The resulting list of words is neither a complete list of censored search queries search queries resulting in censorship – which is pretty much endless, as words can be combined, and written in different languages – nor is the list in any relation to how common or uncommon a search is, in particular as it’s not a Chinese word list, and in particular as people don’t just enter single-word queries. (But even when we’d have Google’s statistics of the most common searches on from China, that list wouldn’t be too meaningful – it won’t list the kind of queries people are too afraid to enter, or don’t enter because they assume censored results anyway, which as we can imagine would be a word list with a higher overlap with censored results.)
Also see a previous test with multi-word queries in the neighborhood of politics. Multi-word queries result in censored results often as well. For example, neither “bird” nor “flu” hit on any censorship individually, but combine them to “bird flu” and sites will be missing in the Google top 10.

Also note that Google censors sites, not words; if the list would be expanded to show not the top 10 but e.g. the top 100 sites for a particular search, the list of self-censored results would be even longer.

This post is available as audio file [MP3].
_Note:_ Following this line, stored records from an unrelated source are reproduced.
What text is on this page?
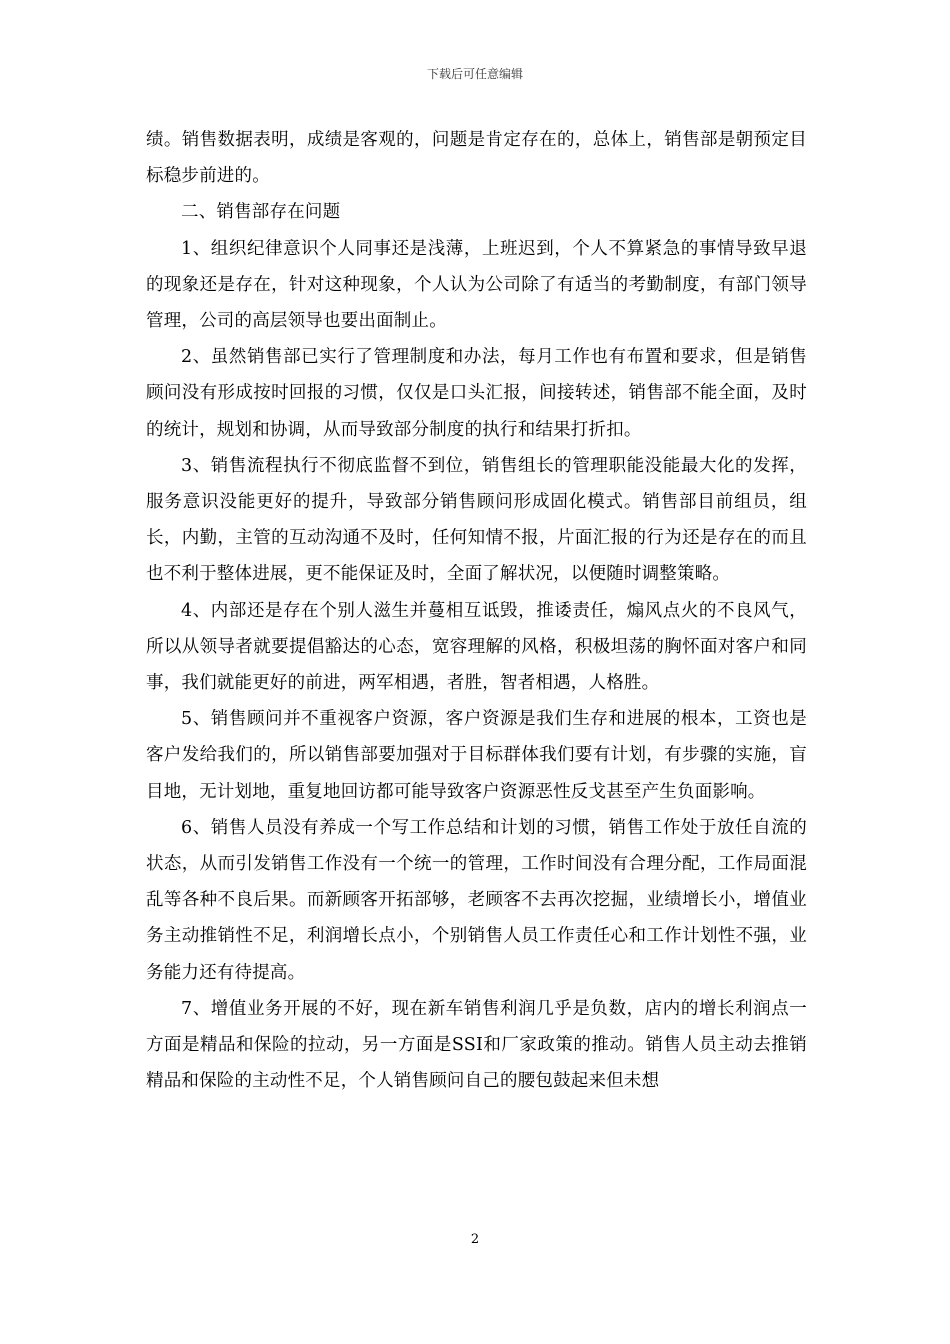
下载后可任意编辑

绩。销售数据表明，成绩是客观的，问题是肯定存在的，总体上，销售部是朝预定目标稳步前进的。

二、销售部存在问题

1、组织纪律意识个人同事还是浅薄，上班迟到，个人不算紧急的事情导致早退的现象还是存在，针对这种现象，个人认为公司除了有适当的考勤制度，有部门领导管理，公司的高层领导也要出面制止。

2、虽然销售部已实行了管理制度和办法，每月工作也有布置和要求，但是销售顾问没有形成按时回报的习惯，仅仅是口头汇报，间接转述，销售部不能全面，及时的统计，规划和协调，从而导致部分制度的执行和结果打折扣。

3、销售流程执行不彻底监督不到位，销售组长的管理职能没能最大化的发挥，服务意识没能更好的提升，导致部分销售顾问形成固化模式。销售部目前组员，组长，内勤，主管的互动沟通不及时，任何知情不报，片面汇报的行为还是存在的而且也不利于整体进展，更不能保证及时，全面了解状况，以便随时调整策略。

4、内部还是存在个别人滋生并蔓相互诋毁，推诿责任，煽风点火的不良风气，所以从领导者就要提倡豁达的心态，宽容理解的风格，积极坦荡的胸怀面对客户和同事，我们就能更好的前进，两军相遇，者胜，智者相遇，人格胜。

5、销售顾问并不重视客户资源，客户资源是我们生存和进展的根本，工资也是客户发给我们的，所以销售部要加强对于目标群体我们要有计划，有步骤的实施，盲目地，无计划地，重复地回访都可能导致客户资源恶性反戈甚至产生负面影响。

6、销售人员没有养成一个写工作总结和计划的习惯，销售工作处于放任自流的状态，从而引发销售工作没有一个统一的管理，工作时间没有合理分配，工作局面混乱等各种不良后果。而新顾客开拓部够，老顾客不去再次挖掘，业绩增长小，增值业务主动推销性不足，利润增长点小，个别销售人员工作责任心和工作计划性不强，业务能力还有待提高。

7、增值业务开展的不好，现在新车销售利润几乎是负数，店内的增长利润点一方面是精品和保险的拉动，另一方面是SSI和厂家政策的推动。销售人员主动去推销精品和保险的主动性不足，个人销售顾问自己的腰包鼓起来但未想

2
Edit: I saw this post being slightly misunderstood in several places so I’m changing the title to clarify the distinction between a word being censored, and the search result for a word being censored. I am changing the title from “Google Censorship Word List” to the more descriptive “Words Returning Censored Google Results”. (In the original post, I made this distinction clear in the introductory paragraph, the footnote and the comments, but I think it wasn’t too clear in the original title.)